她繼續打字:「其實我也不知道算不算是表白,他表達的方式實在太古怪了。」
那邊沉默了一陣。
糖哥哥:「是麼?怎麼古怪了?」
染:「我覺得他根本不在乎我喜不喜歡他。」
糖哥哥:「……怎麼會呢?」
染:「他不僅不問我是不是也喜歡他,而且還堵住我的嘴,連話都不許我說。你說這個人是不是很不正常?」
那邊又半天沒有回話,衛染懷疑他也是被這種奇葩的操作給驚到了,不知道該說什麼。
終於糖哥哥發過來一條信息。
「也許他是害怕被你拒絕吧。」
染:「他才不怕呢。他說了,就算我拒絕他,他也不放過我。」
糖哥哥:「……」
糖哥哥:「他真是這麼說的?」
染:「差不多吧。」
反正核心意思就是這樣的。
糖哥哥:「那你生氣了?」
衛染微怔了下,她這時才發現,就算沈硯對她這麼蠻不講理,她也並沒怎麼生氣,可是難道她不應該生氣嗎?
如果連這都不生氣,是不是說明她自己也很不正常啊?
她想了想,略帶違心地打字:「有一點。」
她發完之後自己看看覺得語氣太輕了,明顯就是沒有真生氣嘛,豈不是讓人家一眼就看穿了?她為了找補一下,就又著重加了一句:「反正我不想理他了。」
衛染暗暗點頭,嗯,這樣看起來就比較真實了。
她發出去第二句話之後,過了好幾分鐘,對面都沒有動靜,連「正在輸入」的提示都沒有。
也許他是剛好有事離開了?
衛染這樣想著也沒太在意,就把手機放到一邊,過去拉開書包,想給自己找點正事做。
正在這時,林喬的視頻通話打了過來。
衛染忙接了起來。
林喬已經年過三十,但她氣色很好,看起來比實際年齡更年輕。

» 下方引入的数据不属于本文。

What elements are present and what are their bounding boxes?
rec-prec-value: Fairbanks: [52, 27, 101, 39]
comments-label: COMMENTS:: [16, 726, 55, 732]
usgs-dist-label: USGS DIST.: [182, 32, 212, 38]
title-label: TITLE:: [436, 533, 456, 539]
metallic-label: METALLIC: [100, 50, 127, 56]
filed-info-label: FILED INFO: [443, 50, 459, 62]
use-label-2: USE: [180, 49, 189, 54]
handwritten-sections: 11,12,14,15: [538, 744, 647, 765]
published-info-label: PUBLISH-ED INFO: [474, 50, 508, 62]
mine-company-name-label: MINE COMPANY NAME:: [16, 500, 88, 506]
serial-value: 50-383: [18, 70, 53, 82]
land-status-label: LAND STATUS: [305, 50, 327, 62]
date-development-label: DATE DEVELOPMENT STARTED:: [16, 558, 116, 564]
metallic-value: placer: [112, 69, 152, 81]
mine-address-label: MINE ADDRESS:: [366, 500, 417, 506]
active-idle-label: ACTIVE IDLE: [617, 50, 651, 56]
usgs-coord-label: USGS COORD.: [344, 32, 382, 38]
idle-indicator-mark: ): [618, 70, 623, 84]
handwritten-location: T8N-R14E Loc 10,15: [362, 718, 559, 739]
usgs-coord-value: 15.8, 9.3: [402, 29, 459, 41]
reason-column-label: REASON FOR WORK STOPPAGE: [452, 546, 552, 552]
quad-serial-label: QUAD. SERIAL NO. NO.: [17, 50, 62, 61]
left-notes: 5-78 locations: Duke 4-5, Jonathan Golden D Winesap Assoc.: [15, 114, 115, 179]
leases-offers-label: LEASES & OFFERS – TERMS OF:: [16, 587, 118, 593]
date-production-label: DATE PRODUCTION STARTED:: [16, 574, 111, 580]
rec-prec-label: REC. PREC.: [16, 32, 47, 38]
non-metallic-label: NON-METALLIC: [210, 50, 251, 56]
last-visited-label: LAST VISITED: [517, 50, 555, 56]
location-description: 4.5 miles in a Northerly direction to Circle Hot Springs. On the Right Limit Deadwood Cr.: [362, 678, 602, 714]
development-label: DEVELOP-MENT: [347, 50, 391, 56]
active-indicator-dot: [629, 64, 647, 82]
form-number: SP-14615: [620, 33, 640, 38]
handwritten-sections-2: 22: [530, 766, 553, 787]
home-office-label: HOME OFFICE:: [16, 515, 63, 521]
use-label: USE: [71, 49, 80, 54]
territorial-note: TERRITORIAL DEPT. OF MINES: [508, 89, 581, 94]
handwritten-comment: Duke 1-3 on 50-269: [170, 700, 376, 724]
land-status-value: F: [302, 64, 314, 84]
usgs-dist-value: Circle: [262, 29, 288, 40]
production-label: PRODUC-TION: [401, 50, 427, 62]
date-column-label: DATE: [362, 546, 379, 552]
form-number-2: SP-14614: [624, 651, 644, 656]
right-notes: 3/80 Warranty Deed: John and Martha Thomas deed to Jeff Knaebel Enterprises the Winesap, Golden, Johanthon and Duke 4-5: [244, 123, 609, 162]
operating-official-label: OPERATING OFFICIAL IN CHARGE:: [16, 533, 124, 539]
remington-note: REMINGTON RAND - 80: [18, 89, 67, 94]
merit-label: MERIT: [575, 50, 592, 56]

鏡頭裡她黑髮簡單地挽起,化了一點淡妝,別具一種溫柔的知性美。
自從林喬出國之後,她們就常常視頻通話,但每次還是都有好多話要說。
當然,衛染的習慣是只會挑好的事情對嬸嬸說。
林喬問了她寒假的安排,又和她說了一些最近在E國的見聞。過了一會兒,她從鏡頭裡審視著衛染,慢慢問:「染染,是不是出什麼事了?」
衛染一怔,連忙搖頭:「沒出什麼事啊。」
「那你為什麼一直心事重重的?」她了解衛染,知道這孩子害怕讓她擔心,向來都是報喜不報憂的,平常沒有大事她也不會太戳破她,不過衛染今天的狀態看上去太不對勁,她就不能不問了。

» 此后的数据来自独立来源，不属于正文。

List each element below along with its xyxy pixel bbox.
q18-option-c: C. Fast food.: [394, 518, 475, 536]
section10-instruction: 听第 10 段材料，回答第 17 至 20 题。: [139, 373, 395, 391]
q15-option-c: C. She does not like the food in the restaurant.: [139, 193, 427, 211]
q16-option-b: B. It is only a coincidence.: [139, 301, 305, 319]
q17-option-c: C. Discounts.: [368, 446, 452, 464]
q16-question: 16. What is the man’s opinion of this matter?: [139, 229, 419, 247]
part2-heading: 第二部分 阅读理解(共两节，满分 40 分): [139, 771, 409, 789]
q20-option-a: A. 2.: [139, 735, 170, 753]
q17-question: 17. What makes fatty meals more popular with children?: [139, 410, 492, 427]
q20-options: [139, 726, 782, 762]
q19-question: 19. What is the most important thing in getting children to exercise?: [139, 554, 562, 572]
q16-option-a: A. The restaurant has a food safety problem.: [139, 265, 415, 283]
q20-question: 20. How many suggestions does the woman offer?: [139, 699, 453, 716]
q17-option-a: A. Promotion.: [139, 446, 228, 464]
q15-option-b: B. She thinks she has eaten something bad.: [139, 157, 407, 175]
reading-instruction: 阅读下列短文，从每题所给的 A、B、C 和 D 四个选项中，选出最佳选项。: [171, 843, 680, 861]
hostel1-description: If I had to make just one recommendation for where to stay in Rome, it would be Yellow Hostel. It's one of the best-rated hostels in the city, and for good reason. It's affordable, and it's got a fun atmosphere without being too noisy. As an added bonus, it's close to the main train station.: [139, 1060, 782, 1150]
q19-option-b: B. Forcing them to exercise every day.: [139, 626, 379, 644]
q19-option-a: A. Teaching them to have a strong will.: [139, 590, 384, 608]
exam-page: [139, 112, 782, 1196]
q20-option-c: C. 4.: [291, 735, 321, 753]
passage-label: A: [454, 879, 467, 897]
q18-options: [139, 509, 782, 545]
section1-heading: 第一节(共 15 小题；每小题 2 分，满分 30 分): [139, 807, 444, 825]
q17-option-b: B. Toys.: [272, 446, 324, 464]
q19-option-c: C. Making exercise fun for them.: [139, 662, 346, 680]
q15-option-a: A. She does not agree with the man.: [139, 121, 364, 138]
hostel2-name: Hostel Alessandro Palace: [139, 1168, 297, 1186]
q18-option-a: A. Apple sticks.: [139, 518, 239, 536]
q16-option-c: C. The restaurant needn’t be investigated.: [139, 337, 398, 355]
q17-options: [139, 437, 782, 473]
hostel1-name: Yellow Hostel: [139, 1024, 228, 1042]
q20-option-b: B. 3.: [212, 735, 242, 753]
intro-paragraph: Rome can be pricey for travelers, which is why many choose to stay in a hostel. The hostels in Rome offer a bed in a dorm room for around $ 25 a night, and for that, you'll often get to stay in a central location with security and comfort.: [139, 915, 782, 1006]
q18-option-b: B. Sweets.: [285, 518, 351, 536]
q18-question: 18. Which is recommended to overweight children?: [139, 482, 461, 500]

衛染咬了咬唇,她不知道自己到底是哪裡表現得不對了,只能努力掩飾:「就是這兩天睡得不太好……」
林喬關切地問:「又做噩夢了?」
「可能吧,」衛染含糊地說,「醒過來就都不記得了。」
林喬沒有再就這個話題追問下去,只是囑咐她要好好休息,假期可以過得輕鬆一點。
衛染從小就經常被噩夢驚醒,每次醒過來之後,她對夢裡的內容都說是不記得了。其實她自己心裡清楚,她不是不記得,而是不想再去回憶,更不想說出來讓人擔心。

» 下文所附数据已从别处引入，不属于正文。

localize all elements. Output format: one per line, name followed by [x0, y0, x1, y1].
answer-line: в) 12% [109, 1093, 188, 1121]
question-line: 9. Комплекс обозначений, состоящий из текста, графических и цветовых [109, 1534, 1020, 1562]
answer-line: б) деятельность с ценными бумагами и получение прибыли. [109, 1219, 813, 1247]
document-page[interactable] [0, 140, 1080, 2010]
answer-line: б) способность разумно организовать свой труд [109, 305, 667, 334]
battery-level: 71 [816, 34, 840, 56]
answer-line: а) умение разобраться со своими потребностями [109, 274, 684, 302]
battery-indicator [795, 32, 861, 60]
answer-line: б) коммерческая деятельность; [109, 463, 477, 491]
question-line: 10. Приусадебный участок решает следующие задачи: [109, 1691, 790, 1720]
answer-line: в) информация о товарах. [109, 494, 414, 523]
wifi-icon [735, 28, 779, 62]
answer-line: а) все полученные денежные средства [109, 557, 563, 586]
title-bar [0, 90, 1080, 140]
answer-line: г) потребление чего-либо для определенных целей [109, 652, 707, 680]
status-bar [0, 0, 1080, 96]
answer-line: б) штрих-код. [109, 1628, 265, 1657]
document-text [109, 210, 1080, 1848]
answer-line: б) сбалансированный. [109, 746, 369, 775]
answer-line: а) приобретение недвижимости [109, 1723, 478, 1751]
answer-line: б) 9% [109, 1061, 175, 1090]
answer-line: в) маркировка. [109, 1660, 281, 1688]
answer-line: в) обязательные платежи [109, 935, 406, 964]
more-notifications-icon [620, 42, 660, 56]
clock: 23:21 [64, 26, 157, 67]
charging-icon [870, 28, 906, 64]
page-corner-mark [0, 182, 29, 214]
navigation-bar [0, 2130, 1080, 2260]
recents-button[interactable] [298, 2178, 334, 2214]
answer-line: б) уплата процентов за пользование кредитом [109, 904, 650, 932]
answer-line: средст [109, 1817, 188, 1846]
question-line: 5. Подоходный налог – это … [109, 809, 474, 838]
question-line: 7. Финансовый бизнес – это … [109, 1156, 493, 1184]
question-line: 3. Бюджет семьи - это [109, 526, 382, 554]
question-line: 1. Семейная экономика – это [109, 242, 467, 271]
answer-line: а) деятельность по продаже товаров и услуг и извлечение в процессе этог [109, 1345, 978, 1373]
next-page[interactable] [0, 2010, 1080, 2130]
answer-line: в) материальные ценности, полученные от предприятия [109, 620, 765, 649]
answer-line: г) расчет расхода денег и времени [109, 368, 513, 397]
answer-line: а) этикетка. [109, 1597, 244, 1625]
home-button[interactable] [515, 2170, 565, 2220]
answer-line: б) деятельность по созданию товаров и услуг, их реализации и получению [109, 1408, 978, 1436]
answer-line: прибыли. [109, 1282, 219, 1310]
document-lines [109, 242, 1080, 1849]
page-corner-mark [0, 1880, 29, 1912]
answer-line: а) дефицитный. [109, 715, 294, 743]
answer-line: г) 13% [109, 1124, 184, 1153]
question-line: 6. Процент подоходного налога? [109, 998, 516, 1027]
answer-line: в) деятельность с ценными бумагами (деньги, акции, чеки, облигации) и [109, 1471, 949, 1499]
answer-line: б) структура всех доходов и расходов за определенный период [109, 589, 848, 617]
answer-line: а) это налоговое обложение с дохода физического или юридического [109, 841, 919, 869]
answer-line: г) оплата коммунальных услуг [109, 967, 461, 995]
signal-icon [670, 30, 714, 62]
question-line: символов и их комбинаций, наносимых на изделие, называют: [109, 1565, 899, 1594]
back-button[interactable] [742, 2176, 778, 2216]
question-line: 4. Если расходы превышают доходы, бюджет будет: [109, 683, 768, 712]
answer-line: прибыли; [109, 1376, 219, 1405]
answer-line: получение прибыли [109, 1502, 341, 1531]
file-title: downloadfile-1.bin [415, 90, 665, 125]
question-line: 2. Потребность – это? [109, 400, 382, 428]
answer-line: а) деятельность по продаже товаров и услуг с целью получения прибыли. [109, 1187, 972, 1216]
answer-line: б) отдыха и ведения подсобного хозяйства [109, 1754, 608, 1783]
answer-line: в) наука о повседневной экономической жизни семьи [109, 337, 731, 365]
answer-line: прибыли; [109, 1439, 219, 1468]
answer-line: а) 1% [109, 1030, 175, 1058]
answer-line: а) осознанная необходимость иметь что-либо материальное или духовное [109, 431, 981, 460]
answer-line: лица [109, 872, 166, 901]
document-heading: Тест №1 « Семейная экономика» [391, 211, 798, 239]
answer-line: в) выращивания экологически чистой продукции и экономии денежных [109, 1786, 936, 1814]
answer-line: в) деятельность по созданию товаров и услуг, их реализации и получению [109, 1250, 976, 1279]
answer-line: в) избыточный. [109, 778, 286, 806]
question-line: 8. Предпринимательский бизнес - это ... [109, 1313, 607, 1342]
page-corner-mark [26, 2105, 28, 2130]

而林喬不知道是真相信了她的說法,還是因為理解她這些心理,向來也不會多追問她。
衛染對她囑咐的話一一點頭答應,兩人又聊了幾句,林喬忽然問:「你和小硯最近相處得還好嗎?」
沒防備被戳到最心虛的事情,衛染面部肌肉不由一僵。
「染染?怎麼不說話了?」
「啊,剛才網絡好像卡了一下……」衛染反應過來,強自恢復鎮定,「沈硯?還好啊,反正他也不經常回家來住。」
「他沒欺負你吧?」
衛染本能地搖頭,又想到也許是李克勝和她聯繫的時候說過什麼,便道:「以前是有過一點小誤會,但是都過去了。他還幫過我不少忙呢。」
林喬倒是很相信:「我也覺得,其實小硯是個很好的孩子,雖然有的時候太任性了,不過那種恃強凌弱的事情他絕對是不屑於做的。」
衛染:「……」
她好不容易克制住自己翻白眼的衝動,確定這說的是沈硯?
「既然你現在不害怕他了,我就放心了。」林喬笑了笑,「以後好好相處吧。」
衛染默默點頭。
她想了想,問:「嬸嬸,我能問個問題嗎?」
「什麼問題?」
衛染試探著道:「沈硯和沈叔叔的關係,到底為什麼那麼差呀?」
林喬的笑容消散,抿緊唇沉默了一段時間。
衛染以前也試著旁敲側擊打聽過這件事情,但包括林喬在內的所有人都對此諱莫如深,每次只會拿話題岔過去。好像這是她本來就不該知道的事情。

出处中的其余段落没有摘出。